Of Immortality
In the
high country of forest-hidden land—the one that passes as a portal between the realms
of mortal and immortal—a royal faerie sat upon a throne of Fae glass, and
through a tiny lens that spoke of stayed destiny and inflicted grief, she surveyed
the worlds.
Cold
she had been in demeanor and in body for time beyond memory, but that was mere
water to the ice that pierced her when through her lens memory broke and she
saw a man she had known of old.
Surprise
came as it should, for the Fae queen was used to permanence when death was
rendered by her hand.
Cold fingers
tightened around the arms of her glass throne, then pushed off, only to have
her body caught by wings. She would meet
him and find out his aims.
‘Tell
me, Laodius,’ the queen began when she stood before him, ‘how came you back to
the realm of the living?’
At the
question the man looked up, and a small smile played upon his lips.
‘My queen,’
he said, and inclined his head, ‘Though, perhaps the bond between crown and
subject breaks when one has taken the life of the other.’
‘And
yet, you live.’
‘Do
I? Perhaps I am no more than a haunt,
sent to torment you for wrongful death?’
At this,
the Fae queen extended two fingers, and delivered the man a brutal pinch that
caused him pain.
‘It is unlikely,’
she said. ‘For you are real. And more than that, I have no heart for you
to torment—as well you know, for it is what coronation demands.’ The man looked as though he would speak, but
the queen brushed his words aside. ‘It
is of no consequence. If you would like
to live amongst us once more, I will consider it. But first you must fetch me forth the pink
jewel that sits at the center of a lake of fire.’ For the jewel would render her joy unparallel,
that of which she had not felt since first she reigned.
Laodius’
head fell to the side; his smile had not faded. ‘Thank you,’ he said, ‘no.’
The faerie
arched her regal brow. ‘Then I must kill
you,’ said she.
‘Again? Surely, Arela, it will become tedious.’
‘How
dare you?’ The queen’s gaze was colder still in sudden anger, and her wings beat behind
her in a fury. ‘How dare you speak the queen’s
name? My subjects do not dare!’
‘Ah,’
Laodius said, ‘but I have suggested that I am not your subject.

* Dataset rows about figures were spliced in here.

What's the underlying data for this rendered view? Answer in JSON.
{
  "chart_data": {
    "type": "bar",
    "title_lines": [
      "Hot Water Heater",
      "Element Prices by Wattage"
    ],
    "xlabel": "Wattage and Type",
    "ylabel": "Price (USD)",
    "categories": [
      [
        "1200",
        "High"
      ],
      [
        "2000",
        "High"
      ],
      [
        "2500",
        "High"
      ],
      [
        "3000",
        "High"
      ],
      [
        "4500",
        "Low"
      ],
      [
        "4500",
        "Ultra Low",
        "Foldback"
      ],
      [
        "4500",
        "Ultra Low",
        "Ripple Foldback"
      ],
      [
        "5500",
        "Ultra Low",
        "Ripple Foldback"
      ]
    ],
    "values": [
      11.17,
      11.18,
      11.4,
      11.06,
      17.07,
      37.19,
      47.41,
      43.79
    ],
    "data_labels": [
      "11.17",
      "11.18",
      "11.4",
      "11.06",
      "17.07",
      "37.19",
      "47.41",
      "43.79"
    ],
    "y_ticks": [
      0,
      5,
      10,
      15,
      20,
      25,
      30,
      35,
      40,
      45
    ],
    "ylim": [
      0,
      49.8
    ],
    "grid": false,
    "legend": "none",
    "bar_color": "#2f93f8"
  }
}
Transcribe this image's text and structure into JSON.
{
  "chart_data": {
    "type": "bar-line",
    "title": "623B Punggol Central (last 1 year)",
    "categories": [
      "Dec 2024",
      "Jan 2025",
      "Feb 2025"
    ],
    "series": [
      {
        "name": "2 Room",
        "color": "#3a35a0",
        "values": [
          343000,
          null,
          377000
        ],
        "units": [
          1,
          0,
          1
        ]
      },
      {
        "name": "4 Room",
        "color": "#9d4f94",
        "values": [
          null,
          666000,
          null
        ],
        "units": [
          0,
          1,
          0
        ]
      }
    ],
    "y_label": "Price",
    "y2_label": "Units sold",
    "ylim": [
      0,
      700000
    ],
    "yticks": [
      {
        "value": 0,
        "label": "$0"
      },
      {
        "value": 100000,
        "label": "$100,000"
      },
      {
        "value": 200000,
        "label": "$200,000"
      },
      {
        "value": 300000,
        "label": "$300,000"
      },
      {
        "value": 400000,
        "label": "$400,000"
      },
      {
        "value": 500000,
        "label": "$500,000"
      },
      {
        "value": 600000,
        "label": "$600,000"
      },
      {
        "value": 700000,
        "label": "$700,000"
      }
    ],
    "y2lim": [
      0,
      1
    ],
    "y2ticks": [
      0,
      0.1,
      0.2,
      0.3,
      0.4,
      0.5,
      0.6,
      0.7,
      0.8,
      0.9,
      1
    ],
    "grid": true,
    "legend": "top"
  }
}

And once you allowed me use of your name freely, Arela.’
‘We
shall see,’ the queen said, her nostrils flared in cold rage.
She
raised her hand to strike the mortal blow—but memories long forgotten began to tease at her mind, and her arm sunk to her side as though it were iron in water.
‘Have
you no wish to kill me, then?’ he asked.
‘I do
not know why it is that I remember, and in memories so long lost, it has come
upon me that I have no wish to do so,’ the Fae queen answered, perplexed.
‘Perhaps
it is because I have sought the wide world for this?’ he asked and opened his
hand to reveal a beating heart.
The faerie looked at it and felt the power of his hand around that which was her
own. He walked toward her and pressed
her heart into her chest. Suddenly all
was warm and breath and beating.
‘Death
cannot stay one who holds the heart of another, my queen.’
‘Am I
once more your queen?’ the faerie looked upon him strangely.
‘If you
would but have me…’
The Fae
queen looked at him in wonder, then put out her hand. And all was as it once had been.